Recuerdo a una vieja mujer que adoraba coser. Hacía ver a todos que lo hacía por amor a sus nietos, a sus hijos, a sus amigos cercanos. Pero tras su absurda filantropía ocultaba un placer secreto que solamente podía sentir cuando enhebraba la aguja, cuando hilvanaba el hilo, cuando medía y cortaba las telas, cuando se pinchaba con algún alfiler y cuando por fin tenía que ponerse su dedal brillante y metálico. No es que el acto de ponerse el dedal constituyese en sí mismo el éxtasis de toda su búsqueda placentera. No había nada parecido a un momento álgido en su recorrido, sino que era más bien un placer constante que se iba repitiendo -pero diferente, siempre- en puntos concretos como todos los que se encontraba, incluido el del dedal, pero no solo.

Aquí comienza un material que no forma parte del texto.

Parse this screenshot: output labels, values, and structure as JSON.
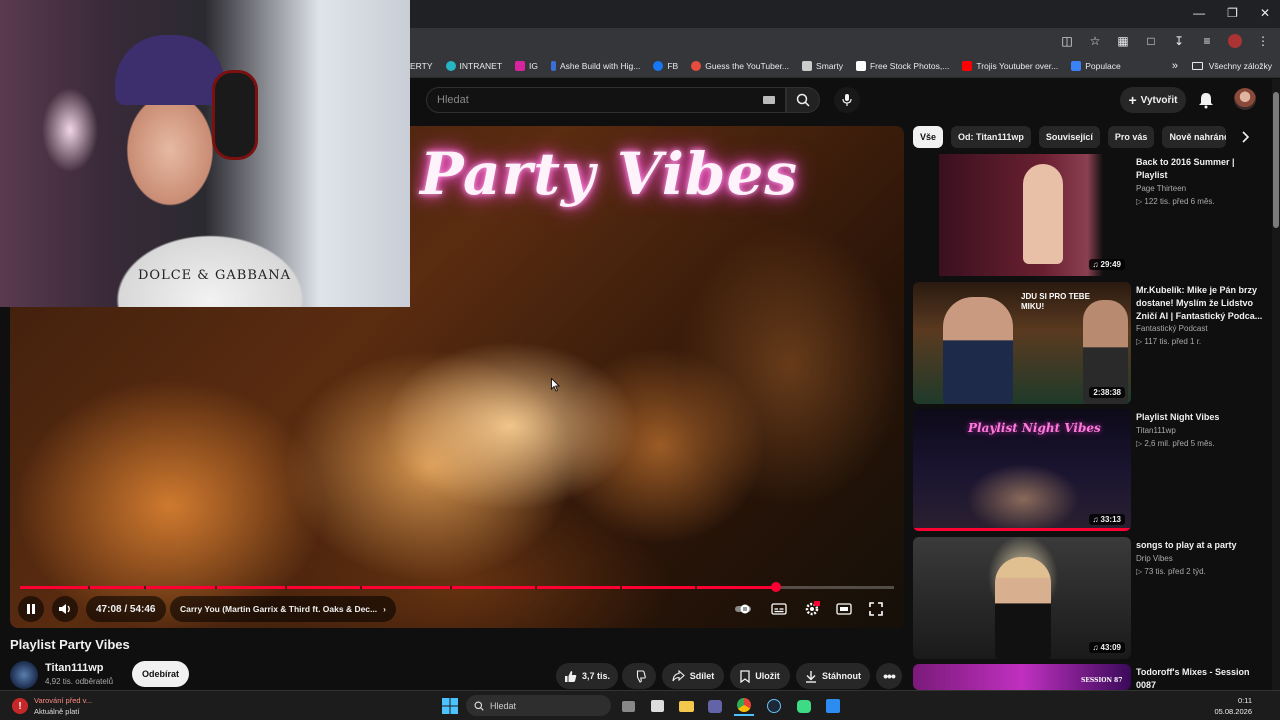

Coser es un trabajo minucioso. Preciosista. De miniaturas. De escribanos. De esclavos. Cada signo bien puntuado, cada hilo bien situado, en estricto orden: un hilo tras otro. Cada silencio, donde toca. Siguiendo un orden aparentemente preciso, un velo de Maya tras el que se esconde un caos sangrante.

Ese caos se sofoca cosiendo la carne o la tela, ocultándolo muy bien con el hilo y la aguja. Ilusión que oculta una fuga, una yaga eterna, costura que consiste en una fina cicatriz. El trabajo de repetición, el trabajo musical, la pasada, el pespunte, el dobladillo, afectando a aquella viejecita cuyo rostro jamás parecía agotado por las labores. Por la vida, si acaso, pero nada más.

La labor de aquella viejecita era anarquista sólo a medias. La otra mitad se la llevaba la tortura. ¡Qué imposible, qué inverosímil conjugación! Y coser lo hace, las une. La que cose, repite, la que cose, puntúa el hilo. La que cose, se protege, con arma de paciencia, con el dedal como escudo, con el fin de pincharse lo menos posible. En cuanto a la vida, no podía evitársela. Y los pinchazos que recibía eran cada vez mayores.